Rachel and I went out to the nightmarescape that is our backyard in the dark after the rain. Slugs and snails everywhere, even eating each other. Enormous nightcrawlers that dive lightning-quick into the soil. Pill bugs everywhere. All doing good work, but goodness it was a bit of a horror show. 😄


A crow has showed up in our backyard a few times now to eat seed. We’re that much closer to our goal of making friends with a corvid…


How Jung and Tolkien Tapped into the Collective Unconscious


One of my finds from my Friday drive was a Stanley no. 80 cabinet scraper. $15, which I thought was a pretty good price for one in such good condition. There was minor rusting on the hardware that came right off after a few hours in vinegar. Replacement blade coming from Lee Valley Tools.

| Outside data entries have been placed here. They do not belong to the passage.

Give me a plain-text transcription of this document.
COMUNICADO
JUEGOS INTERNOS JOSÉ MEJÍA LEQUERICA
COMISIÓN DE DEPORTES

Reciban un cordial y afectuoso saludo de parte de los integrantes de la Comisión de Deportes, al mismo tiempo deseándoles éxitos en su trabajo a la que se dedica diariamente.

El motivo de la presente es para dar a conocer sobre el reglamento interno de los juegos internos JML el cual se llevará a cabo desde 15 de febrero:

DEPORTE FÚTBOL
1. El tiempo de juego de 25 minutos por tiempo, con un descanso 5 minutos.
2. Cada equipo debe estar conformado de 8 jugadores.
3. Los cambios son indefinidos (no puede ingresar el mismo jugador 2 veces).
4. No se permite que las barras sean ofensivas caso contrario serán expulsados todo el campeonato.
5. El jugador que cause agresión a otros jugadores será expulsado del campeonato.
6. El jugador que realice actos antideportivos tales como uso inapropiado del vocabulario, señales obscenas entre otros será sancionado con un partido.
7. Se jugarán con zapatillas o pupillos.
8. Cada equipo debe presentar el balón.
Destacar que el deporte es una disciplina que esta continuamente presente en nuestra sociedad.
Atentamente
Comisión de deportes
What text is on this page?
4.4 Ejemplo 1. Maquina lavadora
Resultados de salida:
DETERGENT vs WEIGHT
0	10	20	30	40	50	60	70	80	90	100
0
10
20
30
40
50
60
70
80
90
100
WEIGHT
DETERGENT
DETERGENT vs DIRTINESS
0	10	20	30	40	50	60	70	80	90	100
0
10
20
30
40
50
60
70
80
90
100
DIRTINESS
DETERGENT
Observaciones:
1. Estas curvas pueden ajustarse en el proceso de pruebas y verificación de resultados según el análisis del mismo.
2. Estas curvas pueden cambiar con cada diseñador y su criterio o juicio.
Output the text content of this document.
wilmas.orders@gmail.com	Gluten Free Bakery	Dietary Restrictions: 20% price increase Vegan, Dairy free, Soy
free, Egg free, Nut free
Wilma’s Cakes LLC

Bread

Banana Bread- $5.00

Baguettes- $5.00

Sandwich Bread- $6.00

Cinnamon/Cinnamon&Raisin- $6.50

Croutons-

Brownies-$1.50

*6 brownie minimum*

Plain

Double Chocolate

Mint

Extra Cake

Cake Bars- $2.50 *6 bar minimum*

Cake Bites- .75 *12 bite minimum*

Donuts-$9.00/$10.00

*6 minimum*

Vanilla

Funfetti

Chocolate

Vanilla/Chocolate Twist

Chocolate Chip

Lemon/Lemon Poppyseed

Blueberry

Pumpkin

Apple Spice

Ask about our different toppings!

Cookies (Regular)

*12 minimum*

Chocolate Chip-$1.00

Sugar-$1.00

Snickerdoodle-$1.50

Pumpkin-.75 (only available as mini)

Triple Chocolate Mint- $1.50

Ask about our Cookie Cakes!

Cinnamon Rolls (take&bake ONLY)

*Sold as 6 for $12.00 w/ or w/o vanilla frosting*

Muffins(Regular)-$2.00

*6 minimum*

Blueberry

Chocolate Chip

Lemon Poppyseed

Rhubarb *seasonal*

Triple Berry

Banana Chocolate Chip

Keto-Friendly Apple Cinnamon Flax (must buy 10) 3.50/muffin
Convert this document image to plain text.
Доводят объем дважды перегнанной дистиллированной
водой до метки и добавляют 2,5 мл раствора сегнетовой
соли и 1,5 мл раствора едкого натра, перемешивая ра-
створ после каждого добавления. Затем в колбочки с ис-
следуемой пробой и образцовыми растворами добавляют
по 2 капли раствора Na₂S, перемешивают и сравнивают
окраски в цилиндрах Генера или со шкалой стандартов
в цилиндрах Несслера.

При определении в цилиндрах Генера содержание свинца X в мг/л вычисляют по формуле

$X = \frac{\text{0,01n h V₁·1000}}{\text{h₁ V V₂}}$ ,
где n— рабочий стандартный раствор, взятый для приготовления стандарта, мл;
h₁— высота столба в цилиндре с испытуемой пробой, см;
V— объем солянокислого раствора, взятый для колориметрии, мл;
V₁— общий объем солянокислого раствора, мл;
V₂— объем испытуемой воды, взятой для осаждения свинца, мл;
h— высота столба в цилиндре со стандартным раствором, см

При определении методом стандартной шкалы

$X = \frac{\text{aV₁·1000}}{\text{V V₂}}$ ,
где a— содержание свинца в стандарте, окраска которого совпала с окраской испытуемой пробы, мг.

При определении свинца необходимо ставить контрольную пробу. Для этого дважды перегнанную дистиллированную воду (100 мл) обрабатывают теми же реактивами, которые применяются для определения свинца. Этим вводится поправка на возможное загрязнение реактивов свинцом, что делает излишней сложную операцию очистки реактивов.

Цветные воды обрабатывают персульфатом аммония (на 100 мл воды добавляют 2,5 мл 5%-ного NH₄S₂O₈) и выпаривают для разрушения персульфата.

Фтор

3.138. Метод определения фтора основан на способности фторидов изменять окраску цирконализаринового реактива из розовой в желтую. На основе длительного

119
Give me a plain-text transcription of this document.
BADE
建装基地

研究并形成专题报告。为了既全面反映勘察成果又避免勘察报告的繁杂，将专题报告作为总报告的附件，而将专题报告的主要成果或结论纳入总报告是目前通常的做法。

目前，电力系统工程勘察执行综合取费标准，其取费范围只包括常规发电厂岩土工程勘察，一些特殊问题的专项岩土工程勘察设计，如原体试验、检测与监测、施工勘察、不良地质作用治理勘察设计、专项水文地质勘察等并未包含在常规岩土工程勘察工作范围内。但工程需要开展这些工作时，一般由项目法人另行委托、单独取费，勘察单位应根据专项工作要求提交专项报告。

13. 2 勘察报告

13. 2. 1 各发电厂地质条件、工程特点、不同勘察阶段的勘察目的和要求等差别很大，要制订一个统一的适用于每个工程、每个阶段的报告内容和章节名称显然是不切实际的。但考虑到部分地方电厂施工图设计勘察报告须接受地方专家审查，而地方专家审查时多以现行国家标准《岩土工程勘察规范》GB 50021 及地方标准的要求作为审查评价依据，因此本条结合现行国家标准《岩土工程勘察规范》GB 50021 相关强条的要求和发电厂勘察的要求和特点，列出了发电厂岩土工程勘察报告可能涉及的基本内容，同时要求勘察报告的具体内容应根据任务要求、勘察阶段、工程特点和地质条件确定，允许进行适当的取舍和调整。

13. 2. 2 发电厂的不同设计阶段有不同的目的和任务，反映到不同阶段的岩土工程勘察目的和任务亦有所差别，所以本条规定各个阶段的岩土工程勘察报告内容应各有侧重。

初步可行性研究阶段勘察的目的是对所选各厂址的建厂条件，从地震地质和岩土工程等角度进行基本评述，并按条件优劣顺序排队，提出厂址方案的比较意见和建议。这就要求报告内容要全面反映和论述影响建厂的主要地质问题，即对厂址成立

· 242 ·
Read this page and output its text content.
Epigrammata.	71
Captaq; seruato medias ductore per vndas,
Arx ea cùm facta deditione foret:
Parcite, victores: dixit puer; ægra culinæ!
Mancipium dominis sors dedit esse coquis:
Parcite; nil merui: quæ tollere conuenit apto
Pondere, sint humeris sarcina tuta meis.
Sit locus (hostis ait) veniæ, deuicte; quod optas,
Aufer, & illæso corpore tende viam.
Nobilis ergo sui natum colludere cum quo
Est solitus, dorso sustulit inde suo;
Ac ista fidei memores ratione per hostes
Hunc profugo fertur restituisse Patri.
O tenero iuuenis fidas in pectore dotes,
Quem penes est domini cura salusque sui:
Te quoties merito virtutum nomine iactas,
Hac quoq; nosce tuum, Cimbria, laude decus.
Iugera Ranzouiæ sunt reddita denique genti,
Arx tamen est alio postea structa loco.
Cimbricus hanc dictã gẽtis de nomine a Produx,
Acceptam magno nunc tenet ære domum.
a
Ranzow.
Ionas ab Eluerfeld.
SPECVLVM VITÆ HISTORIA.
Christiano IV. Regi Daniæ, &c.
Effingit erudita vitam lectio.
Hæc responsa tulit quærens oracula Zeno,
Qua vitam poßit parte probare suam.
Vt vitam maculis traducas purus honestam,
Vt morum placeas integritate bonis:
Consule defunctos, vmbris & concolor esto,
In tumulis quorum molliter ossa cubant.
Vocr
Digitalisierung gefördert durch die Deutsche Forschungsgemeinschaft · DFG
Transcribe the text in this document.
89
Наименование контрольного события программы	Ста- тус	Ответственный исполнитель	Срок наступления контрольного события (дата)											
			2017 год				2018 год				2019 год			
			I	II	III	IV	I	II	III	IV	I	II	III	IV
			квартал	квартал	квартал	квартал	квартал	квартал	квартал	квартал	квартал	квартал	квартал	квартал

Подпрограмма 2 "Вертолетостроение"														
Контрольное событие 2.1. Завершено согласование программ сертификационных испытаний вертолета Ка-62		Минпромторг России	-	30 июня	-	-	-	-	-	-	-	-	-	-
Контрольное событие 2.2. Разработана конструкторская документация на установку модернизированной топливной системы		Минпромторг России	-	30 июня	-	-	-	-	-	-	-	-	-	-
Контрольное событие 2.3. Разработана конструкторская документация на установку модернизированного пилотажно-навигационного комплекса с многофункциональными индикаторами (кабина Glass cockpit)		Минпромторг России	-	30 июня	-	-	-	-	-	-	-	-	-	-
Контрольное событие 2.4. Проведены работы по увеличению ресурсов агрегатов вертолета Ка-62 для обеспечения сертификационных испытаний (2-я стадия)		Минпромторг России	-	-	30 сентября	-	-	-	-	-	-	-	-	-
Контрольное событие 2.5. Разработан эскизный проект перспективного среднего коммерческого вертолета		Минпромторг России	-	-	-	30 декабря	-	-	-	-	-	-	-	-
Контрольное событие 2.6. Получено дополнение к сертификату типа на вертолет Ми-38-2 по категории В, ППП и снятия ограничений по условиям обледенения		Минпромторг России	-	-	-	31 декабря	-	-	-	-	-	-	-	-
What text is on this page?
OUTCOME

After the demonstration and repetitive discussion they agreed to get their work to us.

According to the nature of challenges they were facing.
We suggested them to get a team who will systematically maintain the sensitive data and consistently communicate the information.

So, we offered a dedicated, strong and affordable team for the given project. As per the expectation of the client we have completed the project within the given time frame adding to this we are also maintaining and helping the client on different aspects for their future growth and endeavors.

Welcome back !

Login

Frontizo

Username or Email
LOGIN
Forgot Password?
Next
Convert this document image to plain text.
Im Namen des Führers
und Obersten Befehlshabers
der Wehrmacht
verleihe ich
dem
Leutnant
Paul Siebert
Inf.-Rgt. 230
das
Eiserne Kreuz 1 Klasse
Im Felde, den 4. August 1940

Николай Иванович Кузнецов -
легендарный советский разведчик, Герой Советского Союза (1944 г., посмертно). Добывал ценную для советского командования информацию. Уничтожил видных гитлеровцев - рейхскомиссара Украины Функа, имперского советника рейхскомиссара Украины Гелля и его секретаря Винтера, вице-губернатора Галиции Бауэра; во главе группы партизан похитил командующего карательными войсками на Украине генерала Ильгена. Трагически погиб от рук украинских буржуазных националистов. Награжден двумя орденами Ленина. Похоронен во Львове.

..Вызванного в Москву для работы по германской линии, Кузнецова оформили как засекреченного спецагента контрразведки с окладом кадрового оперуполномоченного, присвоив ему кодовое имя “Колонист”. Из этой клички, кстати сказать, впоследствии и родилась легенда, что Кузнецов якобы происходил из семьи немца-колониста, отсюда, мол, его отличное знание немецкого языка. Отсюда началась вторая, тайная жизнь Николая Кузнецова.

Wonderful, ten minute documentary about the Zuni Map Project—an art project to “depict the topography of myth, memory, and prayer embedded in the land, returning a tool of power to a space of connection.”


I made a frame for a scanned copy of the Civil War letter from an ancestor.


I’m on the road today—driving from Salem to Paoli to French Lick to Loogootee, looking for old tools in junk shops and flea markets. Listening to the Why We Drive audiobook, appropriately enough.


Beautiful lavender. Also, the grapes are doing something new! Turns out they’re flowering. What I noticed before were not actually grapes but flower blooms. (Which I would have know had I thought about it a bit more carefully. What can I say? I was excited.)


OFA on how to garden vertically. Because of our limited space, we’re trying to do more of this. For example, this year we put up a PVC arch on which we’ll grow some cucumbers and melons. We already have a pergola for the grapes and honeysuckle. The malabar spinach will be growing up a fan shaped trellis. And we’re going to try a three sisters planting again this year, where pole beans climb corn stalks. (It didn’t do well last year, we theorize, because 1. we planted it too late and 2. corn doesn’t like raised beds.) As Adam Savage says, “there’s always room on the z-axis.”


Phil Ford:

Pleasure and pain, love and death, exist in an unresolved and irresolvable tension with one another. For the Preacher, only God is whole, and so we should seek God, not the broken and partial satisfactions of this life. The nihilist is a disappointed moralist, one who has given up on any principle of unity by which the broken fragments of existence can be brought together, save their negation. Thus at the heart of the nihilist’s cosmos is an endless blank void where God used to be. For Wotan, though, a principle of unity is never sought and so is never missed. To everything there is a season (a biblical line that Wotan could probably get behind), a season for each broken and unreconciled aspect of existence, and those seasons cycle endlessly. To a certain sort of mind this is a dismal prospect, an unmeaning cycle that grinds on forever. Such a mind needs a “higher purpose,” a telos, a meaning to it all, an ending to “redeem” or “transcend” the cycle. Such a mind wants a cure for the human condition. Wotan accepts the human condition as it is. He is the human condition. He is the human condition in the form of a god. There is no “cure” for him: he is enough.